Bayern nutzen Gunst der Stunde nicht ganz

Im Schatten des Schiedsrichter-Wettskandals hat der FC Bayern München die Gunst der Stunde nur bedingt genutzt. Einen Tag nach den Patzern der Verfolger aus Gelsenkirchen und Stuttgart musste sich der deutsche Rekordmeister mit einem 0:0 bei Hertha BSC begnügen, konnte seine Tabellenführung aber um einen Punkt ausbauen. Von Ulli Brünger

Bei klirrender Kälte sahen die 74 500 Zuschauer im ausverkauften Olympiastadion über weite Strecken eine unansehnliche Partie, in der die Abwehrreihen den Ton angaben.
Herbe sportliche Rückschläge mussten dagegen die vermeintlichen Bayern-Jäger hinnehmen.
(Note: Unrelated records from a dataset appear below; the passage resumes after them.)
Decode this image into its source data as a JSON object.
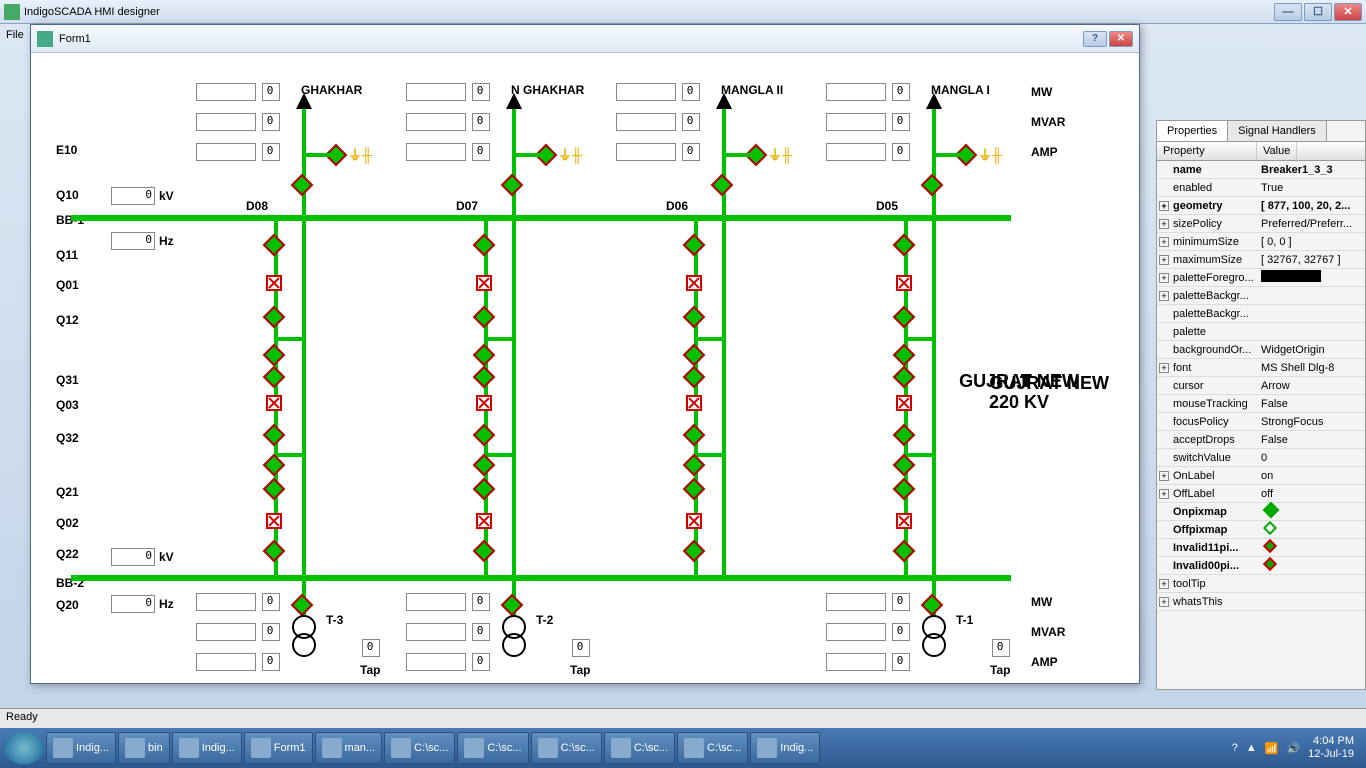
{
  "app_title": "IndigoSCADA HMI designer",
  "menu": [
    "File"
  ],
  "form_title": "Form1",
  "feeders": [
    {
      "name": "GHAKHAR",
      "bay": "D08"
    },
    {
      "name": "N GHAKHAR",
      "bay": "D07"
    },
    {
      "name": "MANGLA II",
      "bay": "D06"
    },
    {
      "name": "MANGLA I",
      "bay": "D05"
    }
  ],
  "transformers": [
    {
      "name": "T-3",
      "tap": "Tap"
    },
    {
      "name": "T-2",
      "tap": "Tap"
    },
    {
      "name": "T-1",
      "tap": "Tap"
    }
  ],
  "rowlabels": [
    "E10",
    "Q10",
    "BB-1",
    "Q11",
    "Q01",
    "Q12",
    "Q31",
    "Q03",
    "Q32",
    "Q21",
    "Q02",
    "Q22",
    "BB-2",
    "Q20"
  ],
  "units": {
    "mw": "MW",
    "mvar": "MVAR",
    "amp": "AMP",
    "kv": "kV",
    "hz": "Hz"
  },
  "station": {
    "name": "GUJRAT NEW",
    "volt": "220 KV"
  },
  "status": "Ready",
  "prop_tabs": {
    "p": "Properties",
    "s": "Signal Handlers"
  },
  "prop_head": {
    "p": "Property",
    "v": "Value"
  },
  "props": [
    {
      "n": "name",
      "v": "Breaker1_3_3",
      "b": 1
    },
    {
      "n": "enabled",
      "v": "True"
    },
    {
      "n": "geometry",
      "v": "[ 877, 100, 20, 2...",
      "b": 1,
      "e": 1
    },
    {
      "n": "sizePolicy",
      "v": "Preferred/Preferr...",
      "e": 1
    },
    {
      "n": "minimumSize",
      "v": "[ 0, 0 ]",
      "e": 1
    },
    {
      "n": "maximumSize",
      "v": "[ 32767, 32767 ]",
      "e": 1
    },
    {
      "n": "paletteForegro...",
      "v": "[color]",
      "e": 1
    },
    {
      "n": "paletteBackgr...",
      "v": "",
      "e": 1
    },
    {
      "n": "paletteBackgr...",
      "v": ""
    },
    {
      "n": "palette",
      "v": ""
    },
    {
      "n": "backgroundOr...",
      "v": "WidgetOrigin"
    },
    {
      "n": "font",
      "v": "MS Shell Dlg-8",
      "e": 1
    },
    {
      "n": "cursor",
      "v": "Arrow"
    },
    {
      "n": "mouseTracking",
      "v": "False"
    },
    {
      "n": "focusPolicy",
      "v": "StrongFocus"
    },
    {
      "n": "acceptDrops",
      "v": "False"
    },
    {
      "n": "switchValue",
      "v": "0"
    },
    {
      "n": "OnLabel",
      "v": "on",
      "e": 1
    },
    {
      "n": "OffLabel",
      "v": "off",
      "e": 1
    },
    {
      "n": "Onpixmap",
      "v": "[dg]",
      "b": 1
    },
    {
      "n": "Offpixmap",
      "v": "[dgo]",
      "b": 1
    },
    {
      "n": "Invalid11pi...",
      "v": "[dro]",
      "b": 1
    },
    {
      "n": "Invalid00pi...",
      "v": "[dro]",
      "b": 1
    },
    {
      "n": "toolTip",
      "v": "",
      "e": 1
    },
    {
      "n": "whatsThis",
      "v": "",
      "e": 1
    }
  ],
  "taskbar": [
    "Indig...",
    "bin",
    "Indig...",
    "Form1",
    "man...",
    "C:\\sc...",
    "C:\\sc...",
    "C:\\sc...",
    "C:\\sc...",
    "C:\\sc...",
    "Indig..."
  ],
  "time": "4:04 PM",
  "date": "12-Jul-19"
}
Der Tabellen-Zweite FC Schalke 04 kassierte am 19. Spieltag der Fußball-Bundesliga eine überraschende 0:2-Niederlage beim 1. FC Kaiserslautern und bot dabei eine wenig meisterliche Leistung.
Nicht minder enttäuschend endete am Samstag das erste Heimspiel der Jahres für den VfB Stuttgart. Die schwäbischen Profis bestanden den von Trainer Matthias Sammer zuvor ausgerufenen "wichtigen Charaktertest" nicht und müssen nach dem 2:4 gegen Angstgegner 1. FC Nürnberg gar um ihren Champions-League-Platz fürchten.
Werder kehrte mit einem 3:2 (2:1)-Sieg gestern über Hansa Rostock auf die Uefa-Cup-Ränge zurück. Noch vor Bremen rangiert Leverkusen: Eine Woche nach dem 3:0 in Hannover bestätigten die Rheinländer mit dem 4:0 gegen den VfL Bochum ihre glänzende Form und verschärften die Krise beim Revierclub. Dort macht sich angesichts der desolaten Leistung in der 2. Spielhälfte und des auf sechs Punkte gewachsenen Rückstands auf einen Nicht-Abstiegs-Platz allmählich Untergangsstimmung breit. Zudem gerät der in der Vorsaison gefeierte VfL-Coach Peter Neururer immer stärker unter Druck.
Der nächste Bochumer Gegner Arminia Bielefeld hat auch schon bessere Tage erlebt. Nach fünf sieglosen Spielen in Serie droht der in der Hinrunde auftrumpfenden Arminia aus Bielefeld der Absturz. "Jetzt müssen wir aufpassen. Das kann eine ganz schwierige Zeit werden", warnte Trainer Uwe Rapolder nach der 0:1-Heimpleite gegen Hannover 96. Gleiches gilt für Mit-Aufsteiger FSV Mainz 05. Durch das 1:2 beim Hamburger SV verloren die Mainzer weiteren Boden und sind als Tabellen-14. endgültig im Abstiegskampf angekommen.
Längst nicht aller Sorgen ledig sind auch Borussia Dortmund und Borussia Mönchengladbach. Trotz fußallerischer Magerkost machten die Westclubs mit dem 1:1 im Westfalenstadion jedoch sogar einen Punkt gut gegenüber der kriselnden Konkurrenz.
Neue Hoffnung schöpft der SC Freiburg nach dem ersten Sieg seit drei Monaten. Das 1:0 über den Favoriten VfL Wolfsburg dürfte der von vielen schon abgeschriebenen Elf von Trainer Volker Finke Selbstvertrauen für die kommenden Wochen geben. Völlig aus dem Häuschen war der lange verletzte Zlatan Bajramovic nach seinem Siegtor. "Von dem Tor träume ich jetzt."